The triumph of neoliberalism may have altered our world but, as others have insisted, it represents a massive restoration of wealth and power. For Fisher, if a left alternative is to be put forward as a rival rather than a reaction, it cannot return to the old ‘disciplinary’ structures beloved of trade unions (Fisher’s advice to them: get immanent); rather it must ‘build on the desires which neoliberalism has generated but which it has been unable to satisfy’. After all, who wants ‘inflexibility’ and a return to fordist routine?

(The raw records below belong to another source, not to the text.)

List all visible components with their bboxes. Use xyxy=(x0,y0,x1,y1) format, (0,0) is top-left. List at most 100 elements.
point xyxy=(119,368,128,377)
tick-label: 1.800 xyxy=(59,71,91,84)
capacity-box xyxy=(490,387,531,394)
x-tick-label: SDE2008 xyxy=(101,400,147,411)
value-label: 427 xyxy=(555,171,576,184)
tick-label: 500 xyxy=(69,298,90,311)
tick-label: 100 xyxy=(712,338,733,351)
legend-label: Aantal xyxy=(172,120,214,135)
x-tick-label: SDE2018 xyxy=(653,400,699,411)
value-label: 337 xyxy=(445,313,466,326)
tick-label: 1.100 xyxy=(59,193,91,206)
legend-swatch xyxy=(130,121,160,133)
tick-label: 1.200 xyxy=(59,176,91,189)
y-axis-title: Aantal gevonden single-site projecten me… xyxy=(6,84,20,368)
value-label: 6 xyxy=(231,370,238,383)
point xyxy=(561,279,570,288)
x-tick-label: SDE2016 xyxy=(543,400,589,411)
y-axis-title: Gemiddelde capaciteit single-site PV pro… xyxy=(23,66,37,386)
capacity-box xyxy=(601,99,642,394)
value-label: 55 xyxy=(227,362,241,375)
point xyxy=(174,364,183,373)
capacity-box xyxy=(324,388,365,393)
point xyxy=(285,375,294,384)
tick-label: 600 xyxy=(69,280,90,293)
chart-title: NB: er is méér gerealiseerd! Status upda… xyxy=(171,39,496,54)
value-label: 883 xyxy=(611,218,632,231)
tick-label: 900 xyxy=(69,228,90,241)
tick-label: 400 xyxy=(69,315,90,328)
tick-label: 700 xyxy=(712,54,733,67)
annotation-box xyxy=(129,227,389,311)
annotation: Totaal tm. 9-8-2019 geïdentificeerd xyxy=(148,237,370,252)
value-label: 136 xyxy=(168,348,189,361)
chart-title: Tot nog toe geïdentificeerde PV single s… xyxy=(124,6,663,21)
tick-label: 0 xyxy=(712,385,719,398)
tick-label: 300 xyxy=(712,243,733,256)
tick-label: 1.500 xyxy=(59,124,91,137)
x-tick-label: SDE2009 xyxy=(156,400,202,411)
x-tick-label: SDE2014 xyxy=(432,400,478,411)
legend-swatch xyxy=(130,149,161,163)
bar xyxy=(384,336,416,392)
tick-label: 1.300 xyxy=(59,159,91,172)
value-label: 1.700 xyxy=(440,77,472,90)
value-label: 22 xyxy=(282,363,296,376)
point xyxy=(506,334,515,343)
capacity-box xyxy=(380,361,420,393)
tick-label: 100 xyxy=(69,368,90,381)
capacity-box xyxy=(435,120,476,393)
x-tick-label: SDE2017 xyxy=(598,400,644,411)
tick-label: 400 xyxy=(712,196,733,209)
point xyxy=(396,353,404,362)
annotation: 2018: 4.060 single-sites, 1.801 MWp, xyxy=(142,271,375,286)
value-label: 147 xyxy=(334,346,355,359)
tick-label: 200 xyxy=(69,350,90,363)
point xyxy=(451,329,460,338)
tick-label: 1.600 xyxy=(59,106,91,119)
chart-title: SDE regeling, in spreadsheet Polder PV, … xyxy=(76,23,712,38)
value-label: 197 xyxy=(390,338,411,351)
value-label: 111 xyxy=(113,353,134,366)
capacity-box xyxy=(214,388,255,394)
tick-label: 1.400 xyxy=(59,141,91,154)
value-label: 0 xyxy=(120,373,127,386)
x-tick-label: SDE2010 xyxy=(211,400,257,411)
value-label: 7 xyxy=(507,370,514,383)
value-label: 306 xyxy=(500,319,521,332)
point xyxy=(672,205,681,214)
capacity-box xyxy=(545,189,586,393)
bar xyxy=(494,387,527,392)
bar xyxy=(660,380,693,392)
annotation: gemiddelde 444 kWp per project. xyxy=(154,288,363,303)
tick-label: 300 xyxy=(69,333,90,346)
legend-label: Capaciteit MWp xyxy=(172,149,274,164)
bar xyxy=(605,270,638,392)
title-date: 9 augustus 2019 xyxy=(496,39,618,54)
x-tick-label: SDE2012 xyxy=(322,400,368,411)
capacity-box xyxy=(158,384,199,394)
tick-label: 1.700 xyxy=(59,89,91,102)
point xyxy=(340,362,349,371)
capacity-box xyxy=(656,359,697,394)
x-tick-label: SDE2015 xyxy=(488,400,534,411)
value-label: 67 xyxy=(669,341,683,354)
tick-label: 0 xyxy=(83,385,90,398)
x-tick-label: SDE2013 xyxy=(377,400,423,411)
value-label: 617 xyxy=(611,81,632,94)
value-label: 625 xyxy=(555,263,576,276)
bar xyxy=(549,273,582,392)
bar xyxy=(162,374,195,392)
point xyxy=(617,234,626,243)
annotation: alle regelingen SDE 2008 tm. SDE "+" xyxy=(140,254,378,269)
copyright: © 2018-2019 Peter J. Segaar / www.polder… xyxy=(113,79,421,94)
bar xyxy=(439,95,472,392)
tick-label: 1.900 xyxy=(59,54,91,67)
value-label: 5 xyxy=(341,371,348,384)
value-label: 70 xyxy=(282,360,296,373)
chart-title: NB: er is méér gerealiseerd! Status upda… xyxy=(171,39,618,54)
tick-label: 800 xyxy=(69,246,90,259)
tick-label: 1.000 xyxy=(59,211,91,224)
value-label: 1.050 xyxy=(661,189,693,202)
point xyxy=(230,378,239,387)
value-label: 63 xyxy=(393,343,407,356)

The most profound desire which Fisher picks up on, following comments by the documentary filmmaker Adam Curtis, is the desire to get beyond the self. This is something that a market-based approach, with the imperative to ‘give people what they want’, is constitutionally incapable of satisfying. Audience-focused broadcasting – and there are parallels here with ‘relational’ or ‘participatory’ approaches to art – is by nature consensual and risk-averse. In other words, suffocating. More politically, escaping the self, and the incapacitating ideology of individualism, equates to what is also the basis for any serious challenge to capitalist realism: the emergence of the collective – something Fisher emphasises at several points. Without collective action, such as refusing to participate in auditing exercises, the most illuminating critiques are doomed. Finally, if exceeding the self, in a narcissistic consumer culture built around it, implies sacrifice, then this chimes with Fisher’s all-too-brief suggestion that we embrace the ‘new austerity’ that ecological disaster compels – at a libidinal as well as practical level. The reverse of reactionary anti-modernism, it is an invitation to take the future into our own hands.